Five to One, The Doors

Who needs numbers?
Most real planning problems involve resources – money, materials, people, components…
Some values are discrete and it is reasonable to name them (people, components), but others are continuous and can only be measured with numbers (materials, perhaps money?)

PDDL would be too limited to be of practical use if it did not support modelling numeric fluents (fluents = variables with changing values, propositional fluents = variables with Boolean values, numeric fluents = fluents with numeric values – real valued)
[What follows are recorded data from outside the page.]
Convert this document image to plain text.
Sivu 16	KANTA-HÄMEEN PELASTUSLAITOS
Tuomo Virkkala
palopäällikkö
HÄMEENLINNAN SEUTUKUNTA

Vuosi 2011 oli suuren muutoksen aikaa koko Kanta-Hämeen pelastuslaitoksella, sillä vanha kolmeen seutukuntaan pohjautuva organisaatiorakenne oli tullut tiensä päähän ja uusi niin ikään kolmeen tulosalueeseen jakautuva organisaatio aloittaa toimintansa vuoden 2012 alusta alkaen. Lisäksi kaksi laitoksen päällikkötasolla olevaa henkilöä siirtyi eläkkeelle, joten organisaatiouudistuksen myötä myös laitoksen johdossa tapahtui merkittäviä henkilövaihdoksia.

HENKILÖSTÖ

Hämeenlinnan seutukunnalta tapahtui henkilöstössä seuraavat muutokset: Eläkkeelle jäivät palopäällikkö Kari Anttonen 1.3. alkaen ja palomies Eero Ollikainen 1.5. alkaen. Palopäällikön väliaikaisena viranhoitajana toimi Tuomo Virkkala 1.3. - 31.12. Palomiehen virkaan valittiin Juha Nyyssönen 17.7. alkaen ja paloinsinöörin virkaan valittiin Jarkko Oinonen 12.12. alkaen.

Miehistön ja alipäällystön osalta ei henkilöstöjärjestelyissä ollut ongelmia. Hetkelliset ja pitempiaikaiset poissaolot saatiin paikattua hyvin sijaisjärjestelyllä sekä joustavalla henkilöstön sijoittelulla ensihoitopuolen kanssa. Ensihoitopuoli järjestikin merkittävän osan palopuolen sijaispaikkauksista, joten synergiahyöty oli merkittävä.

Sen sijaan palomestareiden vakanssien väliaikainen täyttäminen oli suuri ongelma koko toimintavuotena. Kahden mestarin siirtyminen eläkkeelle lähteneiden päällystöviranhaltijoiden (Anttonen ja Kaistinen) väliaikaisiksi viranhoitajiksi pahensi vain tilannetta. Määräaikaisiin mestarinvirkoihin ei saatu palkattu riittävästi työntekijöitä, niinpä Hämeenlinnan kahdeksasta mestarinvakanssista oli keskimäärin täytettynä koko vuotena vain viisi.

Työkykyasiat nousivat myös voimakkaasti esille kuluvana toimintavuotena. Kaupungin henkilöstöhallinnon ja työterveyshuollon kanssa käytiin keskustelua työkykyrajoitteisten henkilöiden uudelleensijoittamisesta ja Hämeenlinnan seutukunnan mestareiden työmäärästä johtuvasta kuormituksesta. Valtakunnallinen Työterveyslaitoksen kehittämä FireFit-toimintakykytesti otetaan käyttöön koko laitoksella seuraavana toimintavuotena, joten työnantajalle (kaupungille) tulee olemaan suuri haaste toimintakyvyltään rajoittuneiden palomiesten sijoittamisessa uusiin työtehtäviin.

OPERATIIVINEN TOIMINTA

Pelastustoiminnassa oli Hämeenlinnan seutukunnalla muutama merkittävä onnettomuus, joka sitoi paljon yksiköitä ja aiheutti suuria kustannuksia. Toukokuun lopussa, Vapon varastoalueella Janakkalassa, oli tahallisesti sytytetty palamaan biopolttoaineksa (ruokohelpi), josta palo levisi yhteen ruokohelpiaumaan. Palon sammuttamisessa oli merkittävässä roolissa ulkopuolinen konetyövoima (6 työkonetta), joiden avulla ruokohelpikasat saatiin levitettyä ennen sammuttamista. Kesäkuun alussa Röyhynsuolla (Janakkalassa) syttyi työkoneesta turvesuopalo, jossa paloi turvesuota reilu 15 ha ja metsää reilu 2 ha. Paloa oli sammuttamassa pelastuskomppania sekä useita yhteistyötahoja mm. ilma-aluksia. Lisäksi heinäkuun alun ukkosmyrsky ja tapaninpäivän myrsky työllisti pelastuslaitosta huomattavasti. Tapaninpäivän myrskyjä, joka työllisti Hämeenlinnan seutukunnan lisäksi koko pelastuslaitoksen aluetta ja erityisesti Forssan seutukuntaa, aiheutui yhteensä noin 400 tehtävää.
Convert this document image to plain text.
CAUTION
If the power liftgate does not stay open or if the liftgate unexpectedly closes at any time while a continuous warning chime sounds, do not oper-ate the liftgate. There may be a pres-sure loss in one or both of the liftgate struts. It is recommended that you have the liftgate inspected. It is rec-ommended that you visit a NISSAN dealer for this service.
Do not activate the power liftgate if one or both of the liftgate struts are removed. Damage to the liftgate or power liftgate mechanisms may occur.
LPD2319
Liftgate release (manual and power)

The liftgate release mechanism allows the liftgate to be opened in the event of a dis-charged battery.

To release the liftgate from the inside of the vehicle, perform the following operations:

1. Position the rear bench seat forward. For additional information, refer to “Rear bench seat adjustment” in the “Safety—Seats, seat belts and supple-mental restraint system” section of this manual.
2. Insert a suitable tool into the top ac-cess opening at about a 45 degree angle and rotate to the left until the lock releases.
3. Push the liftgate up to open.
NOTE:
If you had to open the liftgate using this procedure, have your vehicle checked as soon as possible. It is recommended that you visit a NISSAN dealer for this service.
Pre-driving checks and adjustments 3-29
In domain, declare numeric fluents like predicates:
(:functions (functionName ?parameter1 – type …) … )
Then these fluents can be used in preconditions and effects
In preconditions, we can only use built-in predicates on numeric expressions: < > <= >= =
Numeric expressions are built using fluents, constants and standard arithmetic operators: + * – / Note that the are no other operators or functions (no trig, no exponentiation, no mod, no logs)
Effects can modify numeric fluents using: increase decrease assign scale-up scale-down Note that few planners (if any) handle scale-up or scale-down effects

Some quick examples
Loading packages into trucks uses space and adds weight:
(:action load
:parameters (?t – truck ?p – package ?loc – location)
:precondition (and (at ?t ?loc) (at ?p ?loc)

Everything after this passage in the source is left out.